Keywords:
Head and neck, Ultrasound, Biopsy, Pathology
Authors:
G. Hinton, S. Prowse
DOI:
10.26044/ranzcr2022/R-0080
Conclusion
Thyroid nodules are very common with up to 68% of adults reported to have a thyroid nodule (Guth et al 2009). FNA can be used to assess if these nodules are benign or malignant and guide further management if required.
Thyroid carcinoma is also common but not always clinically important and so choosing the correct patient to perform FNA is important, a previous systematic autopsy study found that 36% of 101 thyroid glands had occult papillary cancer (Harach HR et al 1985). The main criteria for biopsy based on ACR TIRADS is lesion size, as when malignancy is detected lesion size has been shown to be a significant prognostic factor, for example thyroid cancers <2cm have been shown to have an indolent course with a 99.9% 10-year survival rate (Nguyen XV et al 2013).
The reported non-diagnostic rate for thyroid FNA is quite varied ranging from 2-30%. The recommended diagnostic rate is 70% (Yong AW, Howelett D 2017). The main reasons for a non-diagnostic thyroid FNA include: insufficient material, sampling error or cytodiagnostic error (TL Hall et al 1989). Our audit has shown a slightly higher non-diagnostic rate (42%) than those previously reported including a previous South Australian audit which found a non-diagnostic rate of 13% (Goldfinch A, Prowse S 2018), although variability across institutions and study design limits direct comparison. There was no difference in technique in our audit in that almost all procedures were performed with a 25 gauge needle and the majority performed with the same number of passes. One factor that did show a difference in the diagnostic rate of the thyroid FNA was the level of experience of the doctor performing the procedure which is expected.

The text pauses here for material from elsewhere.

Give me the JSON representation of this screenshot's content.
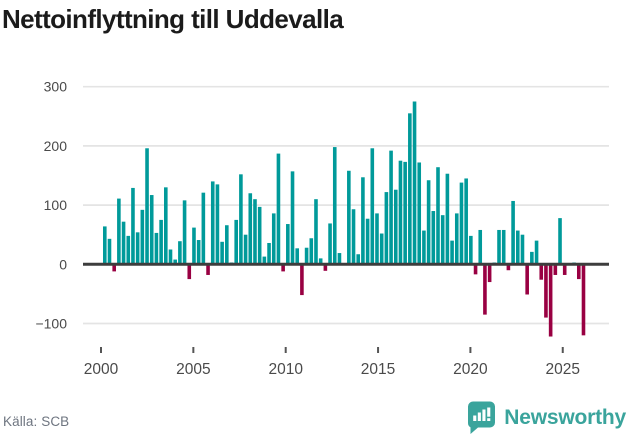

Technical difficulty of the procedure was not assessed by this audit with potential factors impacting diagnostic rate including depth of nodule, depth of soft tissue required to penetrate and patient anxiety/ movement. Unfortunately, due to the retrospective design of this audit and lack of routine documentation in reports these were unable to be assessed. Similarly, cytodiagnostic error was not formally assessed as this would require re-reading of the slides by separate pathologists and as this was not the primary aim of this audit, this was not explored.
Another observation from this audit is that a significant number of the thyroid FNA’s are performed which are not indicated based on the ACR TIRADS recommendations. The ACR TIRADs recommendations were established in 2017 by the ACR TIRADS committee to help guide the need for FNA or follow up of thyroid nodules given their prevalence. Prior to the implementation of the ACR TIRADS criteria there were a number of other consensus guidelines used which could be a contributing factor to the high number of FNA referrals not meeting current ACR TIRADS criteria for biopsy in this study. From the pathology reports of the FNA none of the non-indicated ultrasounds returned a malignant result.
Whilst this is a relatively small single centre audit some trends can be observed from the data collected. The overall diagnostic accuracy of thyroid FNAs in this audit were less than recommended and less than seen in similar studies suggesting that the change in practice may have contributed to this, although the lack of a control group is a clear limitation. The only factor observed to impact the diagnostic accuracy of the thyroid FNAs performed in this audit was level of experience of the performing clinician. There was no significant difference in procedure technique. The audit is unable to assess the underlying cause for the difference in diagnostic accuracy whether due to: insufficient sample, sampling error or poor slide preparation. We can hypothesize that consultants working in private practice are involved in slide preparation on a regular basis and hence this may be a contributing factor to the higher diagnostic rate in this cohort. Another observation from this audit is that there are many FNAs being performed which are not indicated based on the ACR TIRADS criteria; this could be addressed with referrers to determine other factors being considered when deciding on the indication for a thyroid FNA. Within the department it may be worthwhile giving the registrars and RMO’s a formal orientation into slide preparation with initial supervision from consultant radiologists to try to reduce this potential source of error going forward.